Oh, yeah. It makes me crazy on Epicurious.com to see commenters who say stuff like, “This recipe is horrible! I substituted margarine for butter and soy milk for cream, and it came out gross!” Well, of course, it did–you didn’t follow the recipe, dumbass.

Many recipes aren’t very specific as to the particulars of the techniques, though. “Knead for ten minutes.” But how hard do you knead? “Beat until light and fluffy.” Light and fluffy isn’t exactly a scientific specification. You have to cook enough that you get a sense of these things.

I also think that just like some people are tone-deaf or colorblind, other people have very little sense of taste. When I cook, I’m always tasting and adjusting slightly based on what I taste. I honestly think that most bad cooks can’t taste the difference between over-salted or too sweet and just right.

A friend of mine can not cook. Which baffles me because she is otherwise an intelligent and capable individual. She is in med school for Christ sakes! If you have to boil water to make it, that is just too much for her. The first time I met her she was amazed at our mutual friend making spaghetti, and not even homemade, everything came from a box or a jar.

Anyway I asked her what her issues with were cooking and she came up with a couple reasons.

First and foremost, she gets bored. If you have to boil water she will put it on the stove, leave the room and forget about it until the pot boils dry. Same with anything on a stovetop. If the recipe says sauté for 5 minutes she will put it on the stove and go do something else while it cooks, maybe coming back in 10 minutes or so.
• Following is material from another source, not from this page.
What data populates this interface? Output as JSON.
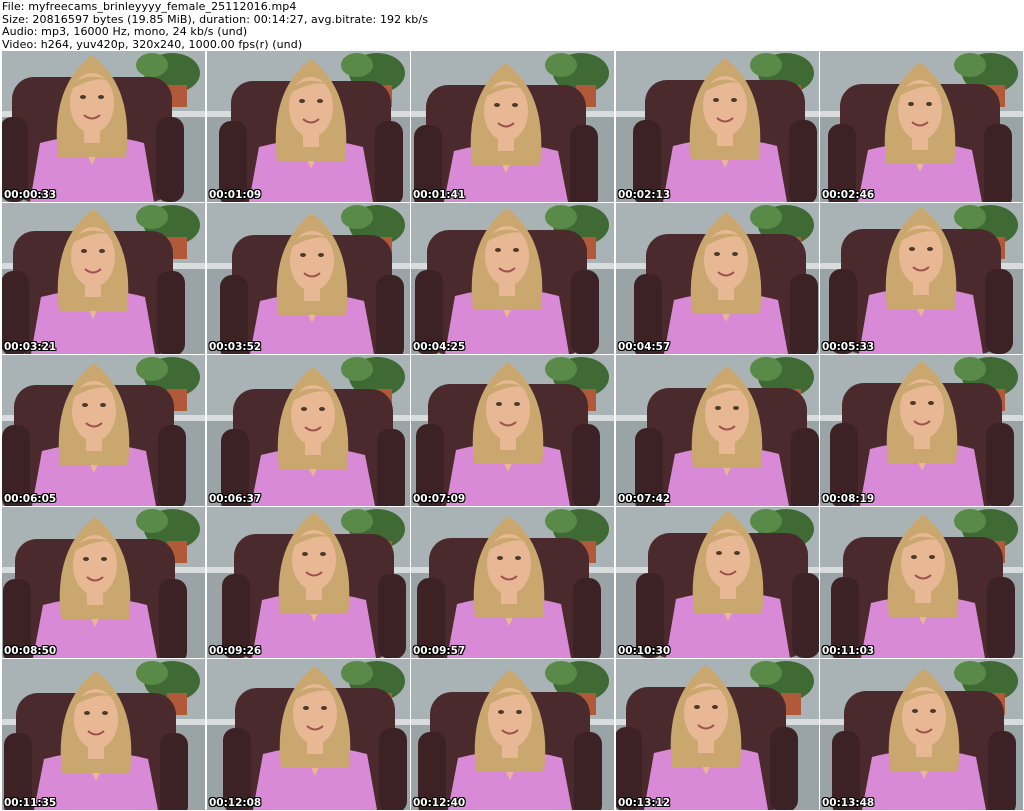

The second reason she came up with is that she reads the recipes and doesn’t know what to prep first so follows the recipe exactly. For example if the recipe says add onions and garlic to a saucepan and cook over medium heat for 5 minutes, she will do exactly that. The next step will be add broth carrots and beans, so after the 5 minutes have passed (or however long it took her to remember) she will start to measure the broth then cut the carrots and beans. At that time the onions and garlic have been cooking for probably half an hour or so. Repeat that for every step.
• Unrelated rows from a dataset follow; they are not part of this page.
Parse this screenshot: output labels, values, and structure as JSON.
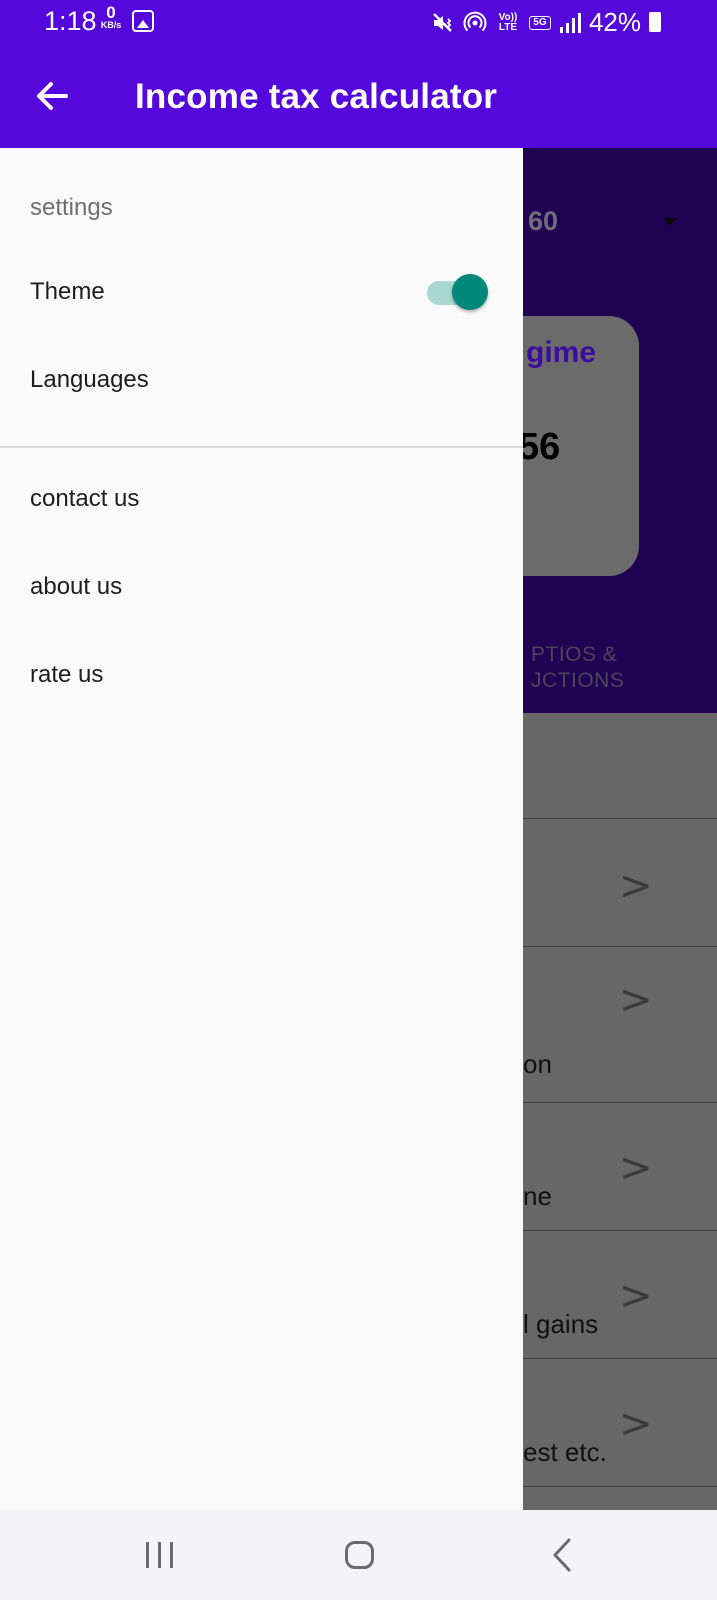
{
  "status_bar": {
    "time": "1:18",
    "net_speed_value": "0",
    "net_speed_unit": "KB/s",
    "volte_label": "Vo)) LTE",
    "network_label": "5G",
    "battery": "42%"
  },
  "app_bar": {
    "title": "Income tax calculator",
    "back_icon": "arrow-left-icon"
  },
  "drawer": {
    "section_header": "settings",
    "settings_items": [
      {
        "label": "Theme",
        "toggle_on": true
      },
      {
        "label": "Languages"
      }
    ],
    "other_items": [
      {
        "label": "contact us"
      },
      {
        "label": "about us"
      },
      {
        "label": "rate us"
      }
    ],
    "toggle_color": "#00897b",
    "toggle_track_color": "#a9d7d2"
  },
  "background_page": {
    "dropdown_value": "60",
    "card_title": "gime",
    "card_value": "56",
    "tab_label_line1": "PTIOS &",
    "tab_label_line2": "JCTIONS",
    "rows": [
      {
        "text": "",
        "chevron": ">"
      },
      {
        "text": "on",
        "chevron": ">"
      },
      {
        "text": "ne",
        "chevron": ">"
      },
      {
        "text": "l gains",
        "chevron": ">"
      },
      {
        "text": "est etc.",
        "chevron": ">"
      }
    ]
  },
  "nav_bar": {
    "recent_icon": "recent-apps-icon",
    "home_icon": "home-icon",
    "back_icon": "back-chevron-icon"
  },
  "colors": {
    "primary": "#5508dc",
    "hero_dim": "#210252",
    "list_dim": "#666766"
  }
}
It’s a good thing she is dating someone who loves to cook or the poor thing would live off of canned tuna for the rest of her life.

This is sooo my mother-in-law. She is an outstanding cook. She makes the best meatballs I have ever eaten. Lasagna to die for. But she just will not stop with the whole wheat organic bran natural crap. I am the family baker and I make cakes for everyone’s birthday. She is convinced my cakes taste so good because I always use “organic” flour. I tell her I use it when I happen to have it, and I don’t always have it, but she closes her ears. A few months ago she called me and asked for my recipe for pound cake, and then wanted to know if she could substitute ground flax seed for the butter. :confused: I told her she would be basically baking a brick, and it would be not only inedible but she would not be able to mix it with a hand mixer and she does not own a stand mixer. She went ahead and did it anyway. She ended up with a brick, but was pleased because it was so “healthy.” (She does not understand the difference between the words “healthy” and “healthful.”)

The kind of stuff Ludy mentions is the stuff you have to learn. Coming from a house where cooking is not loved, I was a bad cook because I never knew how to prepare. In my late twenties I got myself an Indian cookbook and diligently began to teach myself to cook. I was really terrible at it. I didn’t know how much to even fry the onions. But I did it over and over and over, throwing away bad food and eating it if it was even OK. I began to recognize some things. And I have improved my skill to the point where I can cook about 5 or 6 dishes really well and leave you salivating for more, and I can cook several more to the point where they’re good, if they’re not delicious, and you can at least eat them and get full.

The bad cooks I’ve known do one of two things:

Either they never get past the “mistakes” part. They are just too afraid to try, or get discouraged.
They are convinced their way is better, even when it comes out bad.